4 Aug 2011

UK ‘will miss growth targets’

As the Government’s financial watchdog warns the UK economy will grow more slowly this year than expected, Channel 4 News looks at the UK’s place in the unhappy global economic picture.

Robert Chote, the chair of the Office for Budget Responsibility (OBR), told The Independent newspaper that there “aren’t many people” expecting the UK’s economy to grow by the 1.7 per cent predicted by the Government in March.

The warning from the independent financial watchdog will put pressure on Chancellor George Osborne, who maintains that his strategy of cutting spending to cut the deficit is the only viable option to get the UK economy growing again.

But gross domestic product (GDP) only grew by 0.2 per cent in the second quarter of 2011, continuing a pattern of sluggish growth and adding to fears that the recovery is stagnating. If the growth forecasts for 2011 are revised down later this year, it would be the fourth time they have had to be cut as 2011 fails to deliver on expectations.

Labour seized on the comments, saying Osborne’s strategy was “complacent and out of touch” and warning that borrowing targets could also be affected.

Office for Budget Responsibility chief warns UK economy will miss growth targets (Getty)
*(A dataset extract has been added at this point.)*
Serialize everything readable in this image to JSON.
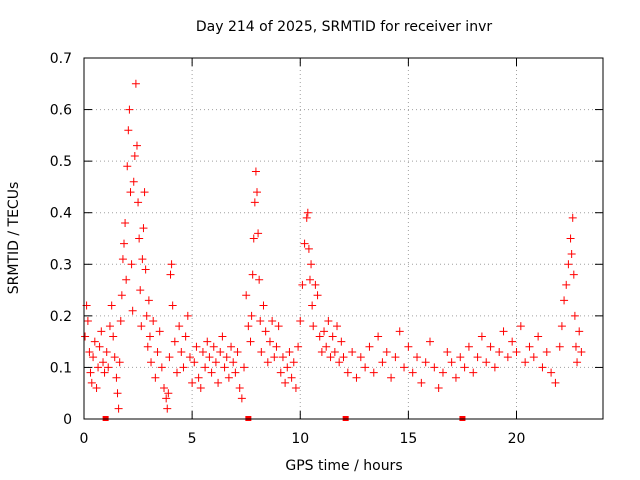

But a Treasury spokesman said: “The economy is growing and creating jobs… The difficult decisions the Government has taken to reduce the deficit is essential for sustainable growth.”

Slower growth

The OBR‘s warning came as other bodies downgraded their growth forecasts for the UK after a turbulent few weeks for the global economy, with the eurozone in crisis and the US narrowly escaping default. The Bank of England held UK interest rates at 0.5 per cent today – the 29th month in a row they have been kept at this level.

In another grim economic portent, the FTSE 100 index fell by 2.3 per cent yesterday – its biggest one-day drop since November last year.

The National Institute of Economic and Social Research yesterday dropped its growth prediction from 1.4 per cent to 1.3 per cent, and Vicky Redwood of Capital Economics told Channel 4 News that her firm’s forecast was closer to 1 per cent.

She said: “They have got 1.7 per cent pencilled in – it looks more likely to be 1 per cent, that’s our forecast for this year. Essentially the recovery seems to have slowed and it suggests the UK is not starting from a very good position to withstand any further shocks it gets.”

Recovery has slowed for the UK, economists warn (Getty)

Global economic gloom

But if the UK is in a gloomy economic position, it could certainly be worse, economists told Channel 4 News. While growth is not exactly buoyant, the markets – for now – appear to have faith in the Chancellor’s plan, and so does the International Monetary Fund (IMF). This means the country is unlikely to face the kind of economic panic that has recently gripped Greece and then Italy.

This market confidence means the cost of borrowing for the UK Government remains low, while countries like Italy have seen 10-year bond yields leap above 6 per cent.

It’s not what we do that’s terribly important but it’s what the rest of the world does. Professor Mike Wickens

Ms Redwood said: “I think while both the debt and deficit problems in the UK are certainly nothing to be complacent about, because the Government has got a credible plan for dealing with the deficit, the markets have faith for the moment. At least that’s some source of comfort.

“But the measures that take place to reduce the deficit will affect the economy and the recovery will be sluggish for some time.”

Douglas McWilliams, chief executive of the Centre for Economics and Business Research (CEBR) put it more strongly.

“I think Italy is bound to default but I don’t think we are. In the end the commercial decision is: are you going to get your money back? In the UK, yes you will. But from Italy, no you won’t.”

However, now is not the time to be smug about the UK’s relatively stronger position, a consultant to the International Monetary Fund (IMF) told Channel 4 News.

Professor Mike Wickens said: “I think two things are important for the UK. One is, the US is clearly in a very difficult position. The other is the uncertainty caused by the European financial crisis.

“It’s not what we do that’s terribly important but it’s what the rest of the world does. When the UK comes out of recession it’s often when the rest of the world comes out of recession. Right now the rest of the world is struggling.

“There is always far too much emphasis on domestic policy and not enough realisation of the impact of the rest of the world.”